L’augmentation rapide des flux frontaliers pèse aussi sur les infrastructures souvent engorgés (à peine mis en service, le Léman Express est déjà au maximum de sa capacité), mais aussi sur les services des municipalités d’origine. Après avoir perdu beaucoup d’habitants sur fond de désindustrialisation à partir des années 1970, Longwy et Villerupt ont récemment gagné de la population sous l’effet de l’attractivité du Luxembourg. Ces municipalités ont notamment besoin d’équipement en crèches, sur des plages horaires étendues, car les travailleurs frontaliers rentrent généralement tard. Or "les élus ont toutes les peines du monde à recruter", témoigne Michael Vollot, de l’Agence d’urbanisme et de développement durable Lorraine Nord (Agape). "Une fois renseignés sur les prix de l’immobilier inabordables quand on est cadre C de la fonction publique", les candidats jettent l’éponge.
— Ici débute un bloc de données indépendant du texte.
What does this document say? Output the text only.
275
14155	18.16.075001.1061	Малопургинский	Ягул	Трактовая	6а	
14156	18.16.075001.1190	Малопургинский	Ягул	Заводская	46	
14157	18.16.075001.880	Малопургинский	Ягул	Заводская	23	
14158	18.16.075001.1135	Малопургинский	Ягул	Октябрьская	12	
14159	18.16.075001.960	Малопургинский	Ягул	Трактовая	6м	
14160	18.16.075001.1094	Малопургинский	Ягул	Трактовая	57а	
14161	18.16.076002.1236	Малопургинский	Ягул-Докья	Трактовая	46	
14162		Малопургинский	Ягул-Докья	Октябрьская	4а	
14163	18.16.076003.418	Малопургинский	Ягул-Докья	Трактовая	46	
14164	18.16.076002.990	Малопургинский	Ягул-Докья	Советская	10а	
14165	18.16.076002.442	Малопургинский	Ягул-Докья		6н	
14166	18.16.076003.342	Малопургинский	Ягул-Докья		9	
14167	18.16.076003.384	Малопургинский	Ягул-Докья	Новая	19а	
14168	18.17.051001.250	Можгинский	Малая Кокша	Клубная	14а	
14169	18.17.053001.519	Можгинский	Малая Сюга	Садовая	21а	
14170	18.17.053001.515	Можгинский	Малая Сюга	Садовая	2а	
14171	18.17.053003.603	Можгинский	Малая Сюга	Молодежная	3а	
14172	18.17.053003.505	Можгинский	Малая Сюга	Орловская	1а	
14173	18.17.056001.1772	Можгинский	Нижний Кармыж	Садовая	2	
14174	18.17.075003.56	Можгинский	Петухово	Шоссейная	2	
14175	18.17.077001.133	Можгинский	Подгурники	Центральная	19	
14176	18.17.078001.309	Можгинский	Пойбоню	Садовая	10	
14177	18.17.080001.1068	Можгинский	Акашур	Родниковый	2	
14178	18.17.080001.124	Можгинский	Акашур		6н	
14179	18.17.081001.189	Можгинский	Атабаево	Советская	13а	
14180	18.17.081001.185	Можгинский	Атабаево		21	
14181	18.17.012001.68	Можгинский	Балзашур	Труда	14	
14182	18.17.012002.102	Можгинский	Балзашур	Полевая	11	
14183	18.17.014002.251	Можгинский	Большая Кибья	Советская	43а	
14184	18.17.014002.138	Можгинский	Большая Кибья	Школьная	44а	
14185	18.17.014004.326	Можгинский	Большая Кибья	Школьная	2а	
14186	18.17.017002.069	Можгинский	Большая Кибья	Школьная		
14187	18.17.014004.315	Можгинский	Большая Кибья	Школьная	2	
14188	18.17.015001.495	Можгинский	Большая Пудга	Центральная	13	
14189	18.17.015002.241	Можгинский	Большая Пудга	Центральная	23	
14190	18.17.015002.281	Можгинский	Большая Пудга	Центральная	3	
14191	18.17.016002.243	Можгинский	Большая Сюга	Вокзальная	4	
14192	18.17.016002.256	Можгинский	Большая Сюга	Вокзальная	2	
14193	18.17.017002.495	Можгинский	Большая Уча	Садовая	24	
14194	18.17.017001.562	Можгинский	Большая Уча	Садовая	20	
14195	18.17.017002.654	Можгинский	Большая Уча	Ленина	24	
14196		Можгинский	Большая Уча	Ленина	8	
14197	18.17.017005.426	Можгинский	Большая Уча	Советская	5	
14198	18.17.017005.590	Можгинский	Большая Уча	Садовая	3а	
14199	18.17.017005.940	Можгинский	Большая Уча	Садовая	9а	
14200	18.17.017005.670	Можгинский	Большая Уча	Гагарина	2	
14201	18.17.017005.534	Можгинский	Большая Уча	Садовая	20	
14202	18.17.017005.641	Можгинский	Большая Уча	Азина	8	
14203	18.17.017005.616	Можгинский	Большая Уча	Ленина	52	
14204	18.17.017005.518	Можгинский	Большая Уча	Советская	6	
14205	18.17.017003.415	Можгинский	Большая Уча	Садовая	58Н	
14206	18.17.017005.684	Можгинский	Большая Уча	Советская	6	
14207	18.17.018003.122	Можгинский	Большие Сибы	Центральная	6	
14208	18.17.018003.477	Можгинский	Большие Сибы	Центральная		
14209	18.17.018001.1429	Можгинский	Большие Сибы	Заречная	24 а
Dans le même temps, les municipalités voient leurs agents partir au Luxembourg, que ce soit les assistances maternelles, les agents des espaces verts… "Les collectivités sont incapables de faire face à cette demande de service public, on voit des situations très compliquées à gérer", explique Michael Vollot. Selon lui, "les deux seuls secteurs qui profitent de la situation sont la construction et les professions immobilières".

Autre secteur où ce déséquilibre est très marqué : la santé. "Il y a une vraie fuite chez les infirmières, même chose du côté des médecins. Malheureusement cela ne va que s’aggraver, d’autant que le Luxembourg prévoit une pénurie de médecins d’ici dix ans. (…) Ce n’est pas qu’une question de salaire mais aussi des conditions de travail. C’est quelque chose qui doit interpeller", alerte Michael Vollot. Et c’est aussi "un enjeu énorme sur toute la frontière franco-suisse", abonde Enrico Bolzani. "Les hôpitaux d’Annemasse et Saint-Julien-en-Genevois ont des lits vides car ils n’ont pas assez de soignants", évoque-t-il. "On assiste à une disparition des frontières physiques mais avec des séparations extrêmement nettes sur la question des prix et des salaires."